Category: ME112Notes
updating from 2014 to 2015....
Problem 1
You can test your calculation of the planetary speed ratio against the calculator here:
http://science.howstuffworks.com/gear7.htm
Note that the numbers in the final column are only for a specific gearset. But the formulas in terms of R (teeth on the ring) and S (teeth on the sun) are general.
Problem 2
Stall: If you plot volts on the y axis and current on the x axis then the slope is just R.
K: similarly if you plot (V-iR) on the vertical axis and omega on the x axis... If omega = 0, what should (V-iR) be?
Problem 3
The '2' at end of line 2 is for the 2nd footnote, not to square the denominator.
You are using the R, K and T_f given in the problem statement. With these constants, you know everything about the motor. You can estimate the current, torque and speed for ANY voltage. So you can compute plots of efficiency versus speed or power versus speed, as was done for the final figures of the Motors notes (handed out in class and on Coursework).

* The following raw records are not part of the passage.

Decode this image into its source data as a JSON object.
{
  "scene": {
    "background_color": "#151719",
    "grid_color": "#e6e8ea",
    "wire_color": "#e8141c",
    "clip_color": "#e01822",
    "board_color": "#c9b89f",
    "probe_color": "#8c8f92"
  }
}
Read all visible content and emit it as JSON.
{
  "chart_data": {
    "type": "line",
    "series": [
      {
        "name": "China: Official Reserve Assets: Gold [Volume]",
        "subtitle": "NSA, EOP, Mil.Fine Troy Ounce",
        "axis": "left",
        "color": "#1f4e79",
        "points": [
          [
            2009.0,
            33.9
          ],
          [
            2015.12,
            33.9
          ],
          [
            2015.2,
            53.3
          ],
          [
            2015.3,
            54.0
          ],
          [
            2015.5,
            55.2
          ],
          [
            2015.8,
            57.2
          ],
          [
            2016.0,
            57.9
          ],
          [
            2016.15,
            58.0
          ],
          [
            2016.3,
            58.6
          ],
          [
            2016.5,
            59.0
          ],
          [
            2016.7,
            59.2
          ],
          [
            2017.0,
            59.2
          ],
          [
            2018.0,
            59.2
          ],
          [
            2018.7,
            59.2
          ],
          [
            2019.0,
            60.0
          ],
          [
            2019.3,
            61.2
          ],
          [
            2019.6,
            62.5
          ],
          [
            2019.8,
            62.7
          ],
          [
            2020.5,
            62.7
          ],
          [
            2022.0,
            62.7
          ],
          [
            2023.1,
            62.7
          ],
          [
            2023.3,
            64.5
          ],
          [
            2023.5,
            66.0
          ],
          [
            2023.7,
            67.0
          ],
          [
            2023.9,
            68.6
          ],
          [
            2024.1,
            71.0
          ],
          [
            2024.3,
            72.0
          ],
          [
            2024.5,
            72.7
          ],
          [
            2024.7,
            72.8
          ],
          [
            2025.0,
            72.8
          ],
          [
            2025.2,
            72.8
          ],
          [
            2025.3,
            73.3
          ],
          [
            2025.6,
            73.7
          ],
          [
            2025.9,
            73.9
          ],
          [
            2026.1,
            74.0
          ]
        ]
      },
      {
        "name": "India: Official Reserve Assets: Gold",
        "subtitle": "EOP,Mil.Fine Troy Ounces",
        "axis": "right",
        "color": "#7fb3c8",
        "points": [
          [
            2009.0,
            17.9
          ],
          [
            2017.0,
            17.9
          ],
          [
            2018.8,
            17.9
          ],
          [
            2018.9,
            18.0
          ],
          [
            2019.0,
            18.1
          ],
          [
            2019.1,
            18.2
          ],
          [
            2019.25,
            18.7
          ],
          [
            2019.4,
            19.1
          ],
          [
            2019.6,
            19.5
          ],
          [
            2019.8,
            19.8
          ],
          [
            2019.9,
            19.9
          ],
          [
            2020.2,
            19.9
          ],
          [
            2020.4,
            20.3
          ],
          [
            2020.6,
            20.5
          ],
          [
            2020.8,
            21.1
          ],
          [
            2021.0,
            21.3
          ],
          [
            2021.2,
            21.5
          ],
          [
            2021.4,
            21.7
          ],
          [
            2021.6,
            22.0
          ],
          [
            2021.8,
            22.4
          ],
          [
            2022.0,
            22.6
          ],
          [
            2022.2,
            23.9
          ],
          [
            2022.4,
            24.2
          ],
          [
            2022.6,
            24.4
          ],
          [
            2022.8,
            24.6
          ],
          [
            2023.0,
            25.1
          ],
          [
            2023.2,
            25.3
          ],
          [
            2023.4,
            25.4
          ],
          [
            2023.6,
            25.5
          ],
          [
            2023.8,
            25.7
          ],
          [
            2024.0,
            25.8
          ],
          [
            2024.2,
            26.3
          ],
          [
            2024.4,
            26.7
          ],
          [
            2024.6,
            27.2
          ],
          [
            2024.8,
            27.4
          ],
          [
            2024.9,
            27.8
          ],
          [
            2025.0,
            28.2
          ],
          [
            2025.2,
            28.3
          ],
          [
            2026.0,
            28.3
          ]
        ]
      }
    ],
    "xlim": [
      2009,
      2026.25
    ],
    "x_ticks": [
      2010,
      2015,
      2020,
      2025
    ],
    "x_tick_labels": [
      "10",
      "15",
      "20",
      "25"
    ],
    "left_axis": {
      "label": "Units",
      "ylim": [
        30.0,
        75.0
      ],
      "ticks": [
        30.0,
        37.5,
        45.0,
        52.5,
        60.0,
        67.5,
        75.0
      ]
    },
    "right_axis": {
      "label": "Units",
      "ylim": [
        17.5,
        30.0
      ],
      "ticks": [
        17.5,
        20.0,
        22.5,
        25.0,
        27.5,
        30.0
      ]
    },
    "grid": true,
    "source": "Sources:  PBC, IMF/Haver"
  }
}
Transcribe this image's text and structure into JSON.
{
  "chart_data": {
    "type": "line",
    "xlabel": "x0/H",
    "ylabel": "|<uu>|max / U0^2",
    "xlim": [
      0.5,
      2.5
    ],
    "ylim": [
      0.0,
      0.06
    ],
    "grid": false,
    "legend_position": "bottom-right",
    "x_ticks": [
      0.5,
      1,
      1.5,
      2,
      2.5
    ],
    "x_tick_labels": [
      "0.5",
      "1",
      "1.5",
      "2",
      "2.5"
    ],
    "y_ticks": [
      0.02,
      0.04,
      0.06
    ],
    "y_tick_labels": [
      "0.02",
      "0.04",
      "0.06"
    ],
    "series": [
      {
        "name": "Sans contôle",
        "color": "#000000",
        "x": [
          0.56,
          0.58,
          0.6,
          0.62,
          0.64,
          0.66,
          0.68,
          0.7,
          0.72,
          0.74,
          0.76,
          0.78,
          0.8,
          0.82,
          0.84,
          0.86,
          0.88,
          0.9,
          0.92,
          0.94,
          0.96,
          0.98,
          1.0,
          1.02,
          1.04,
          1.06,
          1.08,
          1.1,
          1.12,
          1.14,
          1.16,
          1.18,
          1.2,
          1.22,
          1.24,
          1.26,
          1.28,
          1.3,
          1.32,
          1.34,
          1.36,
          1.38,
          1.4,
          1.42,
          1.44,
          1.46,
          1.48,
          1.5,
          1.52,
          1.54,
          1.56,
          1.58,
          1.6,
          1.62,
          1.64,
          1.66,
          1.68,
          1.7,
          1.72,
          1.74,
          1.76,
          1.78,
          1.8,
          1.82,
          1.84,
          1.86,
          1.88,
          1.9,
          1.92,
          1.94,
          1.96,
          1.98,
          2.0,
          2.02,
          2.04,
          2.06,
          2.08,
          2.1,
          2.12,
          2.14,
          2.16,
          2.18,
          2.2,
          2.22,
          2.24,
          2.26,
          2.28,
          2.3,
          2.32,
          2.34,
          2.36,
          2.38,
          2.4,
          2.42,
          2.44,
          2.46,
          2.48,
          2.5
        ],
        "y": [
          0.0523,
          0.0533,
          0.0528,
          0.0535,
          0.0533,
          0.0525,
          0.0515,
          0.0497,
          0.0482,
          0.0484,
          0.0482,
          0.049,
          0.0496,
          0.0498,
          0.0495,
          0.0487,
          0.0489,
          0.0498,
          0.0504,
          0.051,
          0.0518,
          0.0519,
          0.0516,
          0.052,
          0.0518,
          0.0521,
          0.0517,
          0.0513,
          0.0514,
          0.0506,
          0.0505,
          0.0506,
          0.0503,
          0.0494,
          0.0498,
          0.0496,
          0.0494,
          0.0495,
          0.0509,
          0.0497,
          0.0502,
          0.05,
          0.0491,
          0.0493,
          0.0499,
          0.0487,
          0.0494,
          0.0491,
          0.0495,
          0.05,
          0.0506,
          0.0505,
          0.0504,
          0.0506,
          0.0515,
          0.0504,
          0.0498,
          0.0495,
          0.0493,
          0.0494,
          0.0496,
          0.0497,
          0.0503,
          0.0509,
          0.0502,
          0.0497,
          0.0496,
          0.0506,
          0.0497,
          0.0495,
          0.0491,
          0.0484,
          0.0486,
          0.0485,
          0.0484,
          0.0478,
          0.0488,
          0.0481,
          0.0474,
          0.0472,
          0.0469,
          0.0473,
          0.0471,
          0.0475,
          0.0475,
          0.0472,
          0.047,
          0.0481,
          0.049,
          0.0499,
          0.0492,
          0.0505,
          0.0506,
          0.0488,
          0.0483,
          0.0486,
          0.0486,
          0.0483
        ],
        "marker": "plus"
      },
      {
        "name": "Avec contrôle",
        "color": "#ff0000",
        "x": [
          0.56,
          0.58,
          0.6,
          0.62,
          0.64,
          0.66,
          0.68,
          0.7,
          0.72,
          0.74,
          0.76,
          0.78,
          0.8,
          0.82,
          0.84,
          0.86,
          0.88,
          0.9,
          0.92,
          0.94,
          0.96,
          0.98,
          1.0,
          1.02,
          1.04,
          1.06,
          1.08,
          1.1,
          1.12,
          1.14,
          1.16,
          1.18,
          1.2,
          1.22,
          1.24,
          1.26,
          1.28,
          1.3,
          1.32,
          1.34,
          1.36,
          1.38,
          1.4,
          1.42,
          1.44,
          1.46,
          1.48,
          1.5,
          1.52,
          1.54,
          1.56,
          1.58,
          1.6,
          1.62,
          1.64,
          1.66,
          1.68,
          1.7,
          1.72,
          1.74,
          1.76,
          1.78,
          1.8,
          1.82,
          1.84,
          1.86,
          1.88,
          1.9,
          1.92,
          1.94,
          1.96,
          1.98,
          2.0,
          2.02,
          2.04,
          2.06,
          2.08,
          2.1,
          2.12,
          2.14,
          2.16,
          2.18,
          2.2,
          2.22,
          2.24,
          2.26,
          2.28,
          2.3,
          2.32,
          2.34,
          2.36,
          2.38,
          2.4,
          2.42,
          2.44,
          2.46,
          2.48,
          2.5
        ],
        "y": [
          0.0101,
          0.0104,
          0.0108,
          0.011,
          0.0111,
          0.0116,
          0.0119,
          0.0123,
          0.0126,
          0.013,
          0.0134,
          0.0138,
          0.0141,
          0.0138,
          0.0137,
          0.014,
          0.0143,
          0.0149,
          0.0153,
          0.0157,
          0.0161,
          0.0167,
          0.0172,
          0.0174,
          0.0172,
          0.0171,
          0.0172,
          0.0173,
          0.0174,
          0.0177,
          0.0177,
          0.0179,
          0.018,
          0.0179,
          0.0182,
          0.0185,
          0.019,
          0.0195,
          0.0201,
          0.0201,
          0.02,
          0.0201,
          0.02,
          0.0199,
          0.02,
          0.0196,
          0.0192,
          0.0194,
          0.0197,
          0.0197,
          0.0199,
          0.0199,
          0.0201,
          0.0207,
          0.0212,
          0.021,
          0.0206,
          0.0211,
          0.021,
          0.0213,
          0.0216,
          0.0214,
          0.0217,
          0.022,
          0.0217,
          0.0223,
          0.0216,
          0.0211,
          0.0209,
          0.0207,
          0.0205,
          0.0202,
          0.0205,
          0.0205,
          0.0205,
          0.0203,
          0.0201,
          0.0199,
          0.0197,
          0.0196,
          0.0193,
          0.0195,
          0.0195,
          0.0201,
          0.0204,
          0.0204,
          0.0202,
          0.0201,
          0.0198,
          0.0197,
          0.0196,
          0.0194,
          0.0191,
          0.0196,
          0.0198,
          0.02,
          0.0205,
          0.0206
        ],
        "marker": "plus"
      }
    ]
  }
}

For those students who are getting confused, here is what might be the most straightforward approach:
- You know that current is going to vary between a maximum i_stall and a minimum, i_nl, where i_stall and i_nl are computed
using V - i*R - k*omega = 0 and k*i - Tf = TL, with V =12 volts and k, R, Tf as above. - Make a column in your spreadsheet (or a make a vector in Matlab) with a list of 10 or more currents spanning from i_stall to i_nl.
- Make a column of omegas in radians/second using the equation above for each corresponding value of i.
- Make a column of Power In = V i for each i
- Make a column of Power out = TL * omega where TL = ki-Tf and omega is from the previous column
- Make a column of efficiency = (Power Out)/(Power In)
If using Matlab, each column corresponds to another vector made by doing some operations on the "i" vector.
In the table below, zeros have been put in where we know the result should be zero.
If it's not exactly zero due to numerical roundoff, you can force it to zero. If it's not real close, you have an error.
current (amps) | omega (rad/s) | Power In | TL (Nm) | Power Out | Efficiency | Omega rpm |
i | = (V-iR)/k | = V*I | = k*i - Tf | = TL * omega | = Pout/Pin | rpm=omega*30/pi |
i_stall | 0 | ... | ... | 0 | 0 | 0 |
0.9*i_stall | ... | ... | ... | ... | ... | ... |
0.8*i_stall | ... | ... | ... | ... | ... | ... |
etc. | ... | ... | ... | ... | ... | ... |
etc. | ... | ... | ... | ... | ... | ... |
i_nl | omega_nl | ... | 0 | 0 | 0 | ... |
Part 6.
So how much torque does the motor need?
It would need 0.5Nm * (1/36) if the gearbox was perfect. But the gearbox is only 90% efficient. As explained in the Power Loss short video on OpenEdX, speed HAS to be exactly 1/36 of the input speed because the gears don't slip. So the 0.9 factor is in the torque: Tout = 0.9*36*T_L.
What will the drill motor’s power and efficiency be at that speed?"
Notice that efficiency we're talking about here is the motor, not the gearbox. So you can get the motor efficiency at the particular speed directly from the plots above. We are talking about a particular torque requirement, TL, from the motor. This torque corresponds to a particular value of current, i. And therefore there is also a particular value of omega.